The summer before last, as part of its “Talking History: Conversations With Local Residents” program, the Rogers Memorial Library in Southampton, New York, presented a program entitled “When Montauk Highway Was Called Moonshine Lane” and offered the Long Island summer people who attended a glimpse into a very different Hamptons lifestyle.
During Prohibition the intricacies of the Long Island shoreline shielded boats running liquor down from Canada, while acres of corn, potatoes, and rye fueled a local industry. Richard Zimmer, a Bridgehampton native—there he is beside his car in 1933—says there were stills all over. Not that he spent much time poking around them: “Someone might take you for a hijacker, and you might meet your doom right there.” He remembers one poacher who was issued a warning in the form of having the soles of his feet branded with a white-hot potato masher.
Zimmer profited from the enterprise nonetheless. “By the tender age of twenty,” he writes, “my age in the photo, I had already bought my 1930 Chrysler and used it to transport quite a number of cases of moonshine liquor from the east end of Long Island down the Montauk Highway and into Brooklyn for distribution elsewhere.” He fitted his roadster with heavier springs and removed the rumble seat; he would pack in ten cases of liquor, make his way west through the night along the spine of pre-expressway Long Island, and get five dollars a case once he’d reached Brooklyn. “I used to hide my money. I was afraid to bring it home because my mother would kill me.”

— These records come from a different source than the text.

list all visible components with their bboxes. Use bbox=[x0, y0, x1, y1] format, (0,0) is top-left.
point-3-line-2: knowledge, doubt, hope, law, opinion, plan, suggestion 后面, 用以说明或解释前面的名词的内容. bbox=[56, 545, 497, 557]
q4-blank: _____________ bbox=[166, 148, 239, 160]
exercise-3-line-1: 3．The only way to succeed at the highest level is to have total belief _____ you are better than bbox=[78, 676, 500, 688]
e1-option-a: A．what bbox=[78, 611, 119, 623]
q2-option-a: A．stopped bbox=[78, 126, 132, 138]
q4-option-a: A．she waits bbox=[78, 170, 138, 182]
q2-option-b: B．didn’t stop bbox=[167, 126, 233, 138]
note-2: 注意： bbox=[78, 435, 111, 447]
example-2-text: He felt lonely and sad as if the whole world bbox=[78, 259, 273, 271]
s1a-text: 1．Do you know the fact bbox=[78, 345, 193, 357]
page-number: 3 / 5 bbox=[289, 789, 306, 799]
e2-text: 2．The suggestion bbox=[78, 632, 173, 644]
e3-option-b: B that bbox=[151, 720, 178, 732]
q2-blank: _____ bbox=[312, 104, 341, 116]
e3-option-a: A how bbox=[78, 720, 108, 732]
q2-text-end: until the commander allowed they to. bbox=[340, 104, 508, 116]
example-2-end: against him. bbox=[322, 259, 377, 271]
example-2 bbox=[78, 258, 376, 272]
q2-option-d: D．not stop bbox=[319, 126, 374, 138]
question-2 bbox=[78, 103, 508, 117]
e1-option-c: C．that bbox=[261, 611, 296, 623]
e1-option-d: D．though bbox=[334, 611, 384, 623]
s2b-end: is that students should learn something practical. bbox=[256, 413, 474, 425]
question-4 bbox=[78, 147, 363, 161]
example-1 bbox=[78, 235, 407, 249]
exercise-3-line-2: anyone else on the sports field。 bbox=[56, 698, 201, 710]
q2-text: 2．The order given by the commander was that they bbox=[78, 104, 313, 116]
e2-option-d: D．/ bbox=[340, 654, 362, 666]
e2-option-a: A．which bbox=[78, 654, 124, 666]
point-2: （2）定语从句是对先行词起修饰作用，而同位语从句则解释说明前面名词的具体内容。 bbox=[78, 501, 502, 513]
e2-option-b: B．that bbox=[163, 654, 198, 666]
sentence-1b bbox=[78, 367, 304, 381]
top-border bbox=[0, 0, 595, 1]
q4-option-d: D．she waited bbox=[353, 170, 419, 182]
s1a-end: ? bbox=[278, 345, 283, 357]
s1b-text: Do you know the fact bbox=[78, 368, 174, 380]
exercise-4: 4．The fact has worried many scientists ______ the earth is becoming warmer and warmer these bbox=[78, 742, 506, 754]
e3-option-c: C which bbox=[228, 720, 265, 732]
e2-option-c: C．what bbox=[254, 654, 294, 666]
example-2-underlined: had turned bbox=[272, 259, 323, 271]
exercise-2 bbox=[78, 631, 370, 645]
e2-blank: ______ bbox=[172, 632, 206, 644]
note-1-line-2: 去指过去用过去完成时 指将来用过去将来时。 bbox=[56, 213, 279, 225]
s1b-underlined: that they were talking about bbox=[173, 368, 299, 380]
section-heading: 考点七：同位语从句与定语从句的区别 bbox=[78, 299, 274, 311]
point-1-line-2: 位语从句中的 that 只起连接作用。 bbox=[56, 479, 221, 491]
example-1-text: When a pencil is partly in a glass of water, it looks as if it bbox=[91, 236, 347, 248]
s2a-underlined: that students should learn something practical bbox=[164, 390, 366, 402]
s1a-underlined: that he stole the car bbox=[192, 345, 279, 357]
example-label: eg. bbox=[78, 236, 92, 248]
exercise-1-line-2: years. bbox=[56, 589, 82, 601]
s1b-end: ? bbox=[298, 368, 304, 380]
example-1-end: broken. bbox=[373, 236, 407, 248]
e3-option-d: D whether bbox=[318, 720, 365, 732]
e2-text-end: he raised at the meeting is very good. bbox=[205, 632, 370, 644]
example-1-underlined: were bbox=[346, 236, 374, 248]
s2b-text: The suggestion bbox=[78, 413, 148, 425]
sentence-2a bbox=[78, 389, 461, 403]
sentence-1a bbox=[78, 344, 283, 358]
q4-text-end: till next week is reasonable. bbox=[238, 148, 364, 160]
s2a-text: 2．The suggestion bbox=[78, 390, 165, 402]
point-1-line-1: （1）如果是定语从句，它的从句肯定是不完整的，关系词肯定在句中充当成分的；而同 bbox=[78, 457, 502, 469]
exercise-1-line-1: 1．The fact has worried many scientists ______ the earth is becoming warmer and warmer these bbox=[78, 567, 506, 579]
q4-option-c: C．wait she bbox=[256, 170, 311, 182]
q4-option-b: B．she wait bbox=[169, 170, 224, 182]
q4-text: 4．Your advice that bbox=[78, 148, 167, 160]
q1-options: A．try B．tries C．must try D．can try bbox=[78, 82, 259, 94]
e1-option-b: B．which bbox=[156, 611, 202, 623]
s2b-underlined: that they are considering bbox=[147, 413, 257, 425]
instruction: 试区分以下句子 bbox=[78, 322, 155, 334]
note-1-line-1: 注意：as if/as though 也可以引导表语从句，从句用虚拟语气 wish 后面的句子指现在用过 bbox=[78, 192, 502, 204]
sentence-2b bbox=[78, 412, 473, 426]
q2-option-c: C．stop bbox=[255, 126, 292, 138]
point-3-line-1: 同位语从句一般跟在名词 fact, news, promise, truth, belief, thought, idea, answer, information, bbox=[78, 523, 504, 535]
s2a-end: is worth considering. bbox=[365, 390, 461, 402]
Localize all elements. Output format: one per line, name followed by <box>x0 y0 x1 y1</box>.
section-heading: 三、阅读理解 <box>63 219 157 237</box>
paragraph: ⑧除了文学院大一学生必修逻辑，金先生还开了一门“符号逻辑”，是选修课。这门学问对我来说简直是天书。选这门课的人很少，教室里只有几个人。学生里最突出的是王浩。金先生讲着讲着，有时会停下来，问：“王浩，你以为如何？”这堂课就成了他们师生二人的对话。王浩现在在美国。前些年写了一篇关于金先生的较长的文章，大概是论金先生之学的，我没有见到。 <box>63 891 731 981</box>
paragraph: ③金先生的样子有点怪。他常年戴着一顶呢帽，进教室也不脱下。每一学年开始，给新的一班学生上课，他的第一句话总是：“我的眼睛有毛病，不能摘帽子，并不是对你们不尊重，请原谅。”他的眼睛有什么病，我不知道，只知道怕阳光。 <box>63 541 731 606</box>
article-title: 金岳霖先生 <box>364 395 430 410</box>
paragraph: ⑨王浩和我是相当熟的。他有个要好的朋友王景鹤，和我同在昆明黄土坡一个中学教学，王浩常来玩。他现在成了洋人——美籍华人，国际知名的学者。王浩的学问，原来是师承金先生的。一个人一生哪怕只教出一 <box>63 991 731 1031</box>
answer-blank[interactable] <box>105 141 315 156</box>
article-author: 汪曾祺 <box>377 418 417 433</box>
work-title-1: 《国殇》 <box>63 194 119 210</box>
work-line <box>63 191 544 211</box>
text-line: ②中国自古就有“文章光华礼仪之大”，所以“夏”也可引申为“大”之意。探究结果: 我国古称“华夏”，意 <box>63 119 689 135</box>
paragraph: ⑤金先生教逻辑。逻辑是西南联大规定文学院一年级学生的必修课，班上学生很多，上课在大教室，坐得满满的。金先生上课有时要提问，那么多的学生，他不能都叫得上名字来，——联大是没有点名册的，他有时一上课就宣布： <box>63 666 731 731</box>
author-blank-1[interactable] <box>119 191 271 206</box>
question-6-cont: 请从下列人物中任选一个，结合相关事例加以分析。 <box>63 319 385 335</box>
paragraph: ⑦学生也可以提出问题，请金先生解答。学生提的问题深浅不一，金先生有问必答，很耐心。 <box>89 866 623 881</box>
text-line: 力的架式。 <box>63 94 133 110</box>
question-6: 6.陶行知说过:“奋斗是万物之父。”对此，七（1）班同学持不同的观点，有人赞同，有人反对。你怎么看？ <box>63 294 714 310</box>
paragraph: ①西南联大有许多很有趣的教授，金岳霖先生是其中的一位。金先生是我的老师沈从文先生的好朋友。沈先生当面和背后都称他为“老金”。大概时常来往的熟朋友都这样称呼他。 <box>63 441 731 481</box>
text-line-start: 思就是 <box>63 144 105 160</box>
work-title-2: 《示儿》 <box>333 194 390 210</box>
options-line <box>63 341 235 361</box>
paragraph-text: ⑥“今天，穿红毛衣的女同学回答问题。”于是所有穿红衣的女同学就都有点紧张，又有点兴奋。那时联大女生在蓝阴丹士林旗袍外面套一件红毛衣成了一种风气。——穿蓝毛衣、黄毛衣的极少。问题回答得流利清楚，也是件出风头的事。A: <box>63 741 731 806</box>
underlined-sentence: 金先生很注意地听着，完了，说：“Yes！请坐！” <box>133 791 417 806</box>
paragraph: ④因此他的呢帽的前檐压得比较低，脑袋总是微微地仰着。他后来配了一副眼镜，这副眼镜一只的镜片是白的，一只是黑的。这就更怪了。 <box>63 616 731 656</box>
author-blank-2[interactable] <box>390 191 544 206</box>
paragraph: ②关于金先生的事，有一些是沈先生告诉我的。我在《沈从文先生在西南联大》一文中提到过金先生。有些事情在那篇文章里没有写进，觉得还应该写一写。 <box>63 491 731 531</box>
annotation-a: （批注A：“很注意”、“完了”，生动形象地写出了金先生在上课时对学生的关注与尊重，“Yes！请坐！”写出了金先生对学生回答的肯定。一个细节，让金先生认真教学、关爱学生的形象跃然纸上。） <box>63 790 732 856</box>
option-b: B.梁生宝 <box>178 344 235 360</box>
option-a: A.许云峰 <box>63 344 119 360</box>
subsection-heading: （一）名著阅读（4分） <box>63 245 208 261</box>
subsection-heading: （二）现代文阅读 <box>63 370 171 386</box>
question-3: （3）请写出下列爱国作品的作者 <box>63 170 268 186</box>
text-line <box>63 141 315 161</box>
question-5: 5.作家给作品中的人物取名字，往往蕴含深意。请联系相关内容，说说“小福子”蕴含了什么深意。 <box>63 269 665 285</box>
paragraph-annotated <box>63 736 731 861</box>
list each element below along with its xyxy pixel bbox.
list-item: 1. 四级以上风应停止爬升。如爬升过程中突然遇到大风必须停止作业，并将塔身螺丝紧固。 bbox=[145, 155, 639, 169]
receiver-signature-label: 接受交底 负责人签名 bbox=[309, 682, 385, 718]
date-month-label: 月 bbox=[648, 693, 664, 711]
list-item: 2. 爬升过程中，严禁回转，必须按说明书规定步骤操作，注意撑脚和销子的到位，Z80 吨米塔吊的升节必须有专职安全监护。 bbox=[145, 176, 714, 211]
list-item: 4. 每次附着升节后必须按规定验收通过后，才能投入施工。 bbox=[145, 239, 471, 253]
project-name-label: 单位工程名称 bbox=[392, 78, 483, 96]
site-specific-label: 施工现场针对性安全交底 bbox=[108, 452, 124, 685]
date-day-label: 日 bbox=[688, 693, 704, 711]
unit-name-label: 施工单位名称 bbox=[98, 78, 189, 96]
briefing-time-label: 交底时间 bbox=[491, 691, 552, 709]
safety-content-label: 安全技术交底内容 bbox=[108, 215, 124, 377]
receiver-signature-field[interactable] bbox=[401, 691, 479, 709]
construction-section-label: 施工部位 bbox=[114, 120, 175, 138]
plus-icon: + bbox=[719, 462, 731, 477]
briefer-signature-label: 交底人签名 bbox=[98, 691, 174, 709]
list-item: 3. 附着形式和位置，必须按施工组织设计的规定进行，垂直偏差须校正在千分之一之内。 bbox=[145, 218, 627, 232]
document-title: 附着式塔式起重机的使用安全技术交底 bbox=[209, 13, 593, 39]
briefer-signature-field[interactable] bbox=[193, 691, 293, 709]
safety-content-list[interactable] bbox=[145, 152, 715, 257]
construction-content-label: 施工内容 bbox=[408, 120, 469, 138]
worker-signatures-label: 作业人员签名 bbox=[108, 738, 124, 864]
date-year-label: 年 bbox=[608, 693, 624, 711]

The picture was taken not long before Repeal put the prosperous-looking young Zimmer out of business. (In the foreground is his father, Karl, with a fighting turkey he had trained. “That turkey was so fierce that the mere sight of him would send my three younger sisters flying in all directions.”)
Richard Zimmer still lives on Long Island. “I sometimes wonder now where I got the nerve to embark on these risky missions, but I do remember well how marvelous it felt to be able to afford some of the luxuries we always had to do without.”